Девочка Леля была ни прелестница, ни дурнушка. Ни упрямица, ни безвольница. Она неприметно жила среди трёх шумных сестёр и трёх крепких братьев, с матерью, но без отца, в овальной избе, посреди леса.
Леля редко говорила. Пока сёстры разучивали песню, она молча вглядывалась в их пунцовые губы. Когда братья убегали в чащу ловить зайцев, Леля неподвижно ждала мальчишек возле дома. Ведь наравне с тишиной она ценила сдержанность и покой. А когда мать укрывалась лисьим тулупом и выгоняла детей из избы, девочка садилась под окнами и вслушивалась, осмысляла, предчувствовала. Потому что больше всего Леля дорожила знаниями. И знания эти шептали девочке, что семья её люта и изменчива, словно осенняя погода.

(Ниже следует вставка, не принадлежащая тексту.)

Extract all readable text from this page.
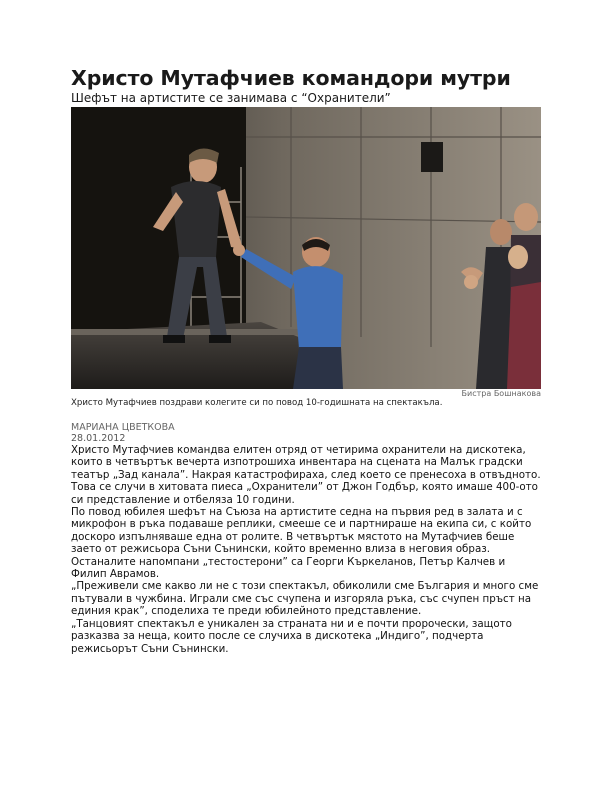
Христо Мутафчиев командори мутри
Шефът на артистите се занимава с “Охранители”
Бистра Бошнакова
Христо Мутафчиев поздрави колегите си по повод 10-годишната на спектакъла.
МАРИАНА ЦВЕТКОВА
28.01.2012

Христо Мутафчиев командва елитен отряд от четирима охранители на дискотека, които в четвъртък вечерта изпотрошиха инвентара на сцената на Малък градски театър „Зад канала”. Накрая катастрофираха, след което се пренесоха в отвъдното. Това се случи в хитовата пиеса „Охранители” от Джон Годбър, която имаше 400-ото си представление и отбеляза 10 години.

По повод юбилея шефът на Съюза на артистите седна на първия ред в залата и с микрофон в ръка подаваше реплики, смееше се и партнираше на екипа си, с който доскоро изпълняваше една от ролите. В четвъртък мястото на Мутафчиев беше заето от режисьора Съни Сънински, който временно влиза в неговия образ. Останалите напомпани „тестостерони” са Георги Къркеланов, Петър Калчев и Филип Аврамов.

„Преживели сме какво ли не с този спектакъл, обиколили сме България и много сме пътували в чужбина. Играли сме със счупена и изгоряла ръка, със счупен пръст на единия крак”, споделиха те преди юбилейното представление.

„Танцовият спектакъл е уникален за страната ни и е почти пророчески, защото разказва за неща, които после се случиха в дискотека „Индиго”, подчерта режисьорът Съни Сънински.
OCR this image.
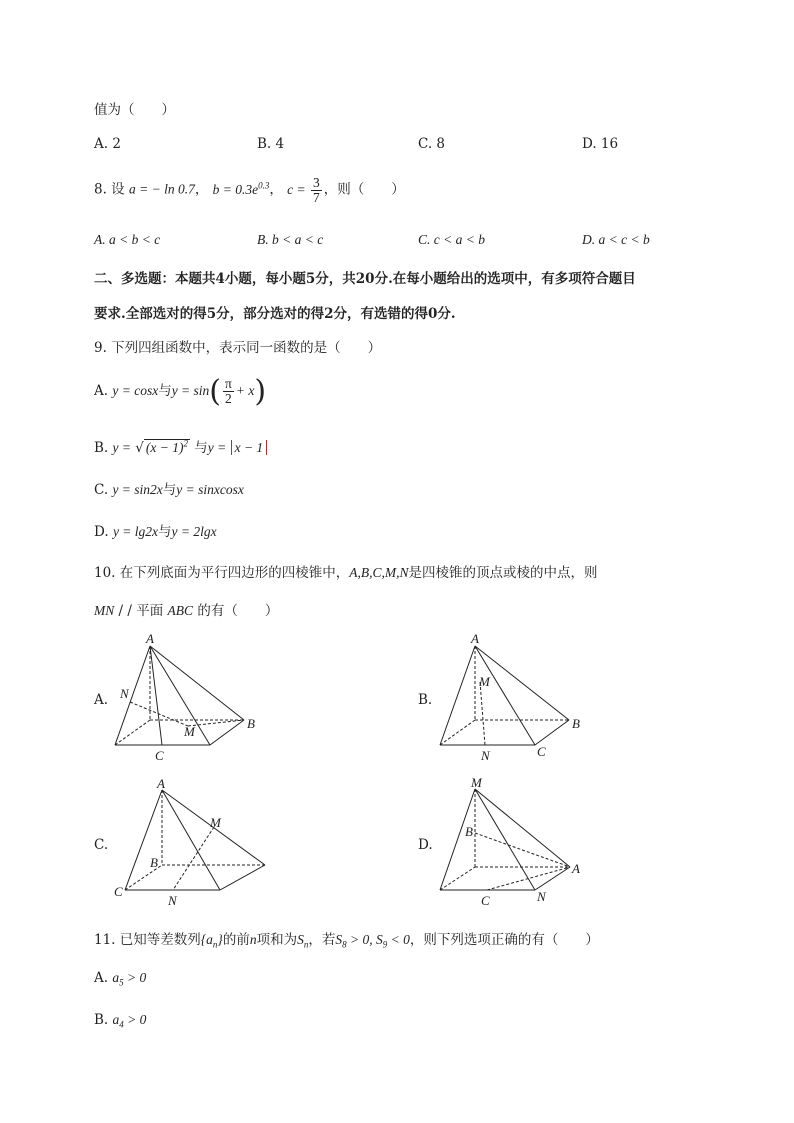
值为（　　）
A. 2	B. 4	C. 8	D. 16
8. 设 a = − ln 0.7， $b = 0.3e^{0.3}$， $c = \frac{3}{7}$ ，则（　　）
A. a < b < c	B. b < a < c	C. c < a < b	D. a < c < b
二、多选题：本题共4小题，每小题5分，共20分.在每小题给出的选项中，有多项符合题目
要求.全部选对的得5分，部分选对的得2分，有选错的得0分.
9. 下列四组函数中，表示同一函数的是（　　）
A. y = cosx与$y = \sin( \frac{\pi}{2} + x)$
B. y = √ $(x - 1)^2$ 与y = x − 1
C. y = sin2x与y = sinxcosx
D. y = lg2x与y = 2lgx
10. 在下列底面为平行四边形的四棱锥中，A,B,C,M,N是四棱锥的顶点或棱的中点，则
MN / / 平面 ABC 的有（　　）
A.	B.
C.	D.
A
N
M
B
C
A
M
B
N	C
A
M
B
C
N
M
B
A
C	N
11. 已知等差数列$\{a_n\}$的前n项和为$S_n$，若$S_8 > 0$, $S_9 < 0$，则下列选项正确的有（　　）
A. $a_5 > 0$
B. $a_4 > 0$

Избу семья Лели не убирала. Печь не топила. Ни метлы, ни лохани, ни ухвата в хозяйстве не держала. Однако жилище семейства всегда было опрятно и тепло, а на столе каждый вечер красовались яства из чрева леса, будто невидимые слуги пыль выносили, полати стелили, огонь незримый подкармливали, кабанов и тетеревов резали.
Семья Лели к людям не ходила. Но изредка люди приходили к ним. Да вот только и тут Леля видела разброд: гостей в избу не приглашали, подарки отвергали, с пришедшими разговаривала только мать, да и то едва слышно. Словно не проситель к избе наведывался, а опасность подкрадывалась.
Но самым чудным укладом Леле виделся ночной толк. Пока звёзды блуждали по вечности, семейство торопливо шепталось с явью: мать – с деревьями, братья – с ветром, сёстры – с козодоями, а Леля – с лисицей. И странным это казалось девочке и разумным одновременно. Как роскошная позолота на листьях после лета выглядит естественно, так порядок семьи для Лели представлялся порядочным. Но ум девочки отличный от ума родни тревожился и ждал отплаты. Ведь после щедрых осенних урожаев неизменно наступала карающая зима.
Однажды мать отправила сыновей с оленями в лесу побегать, а Лелю с сёстрами подальше от избы на осиновые пни усадила и наставила песне научаться. Три девочки послушно закрыли глаза, взялись за руки и затянули тонкую мелодию. Три девочки, три голоса, единая песня для всего Царства живого, Царства скрытого, Царства мёртвого. Но музыкальное равенство это мимолётное и шаткое Лелю не занимало. Девочка с бо́льшим увлечением разглядывала чужаков у избы, от которых мать детей за учёбой попрятала.
Люди как люди. Один человек взрослый, широкоплечий. Мужчина зрелый. А с ним человечек поменьше, совсем крошечный. В кафтане не по размеру и с носом сопливым. Девочка. Почти такая же, как Леля.
Верно сходство это чужачка тоже учуяла, поскольку кончила отца за кожух тянуть и уставилась на Лелю заинтересованно.
– Да позови же её, – нежданная ласковая речь лисицы как рябиновая вода по зудящей коже омыла волнение Лели.
Девочка скосила глаза на рыжую товарку, которая против обычая разговор начала под солнцем, и едва слышно ответила:
– Нельзя. Мать не разрешает ни с людьми знаться, ни с их обычаями.
– Тоже мне тайна! – лисица острым носом обнюхала край Леленого платья. – Да там и знать нечего. Спят, едят, как все мы. Стаи любят и компании, – чёрные тугие усы лисицы коснулись рук девочки, что покоились на коленях, вне круга песни. – Пока старшие шепчутся, позови её. Для секретика. Свою тайну придумайте.
Леля ничего отвечать не стала, только несмело кивнула. И знак этот понравился и рыжей товарке, и желаньям Лели, и чужачке, которая, заворожённая видом ручной лисицы, уже осторожно от отца отходила и медленно ступала к незнакомым детям.
Через мгновение два мира сблизились, смутились, но жадно один одного начали оглядывать. И когда глаза непослушных девочек рассмотрели друг в друге схожие крупицы звёздной пыли, когда сердца Лели и чужачки забили извечный ритм радости, когда кровь потянулась к крови, вырисовывая румянец на щеках, девочки поняли, что дружны издревле. И в знак этой доброй связи чужачка протянула Лели руку. А Леля, благодаря мир за упорядочность, приняла подарок и пожала тёплую ладонь.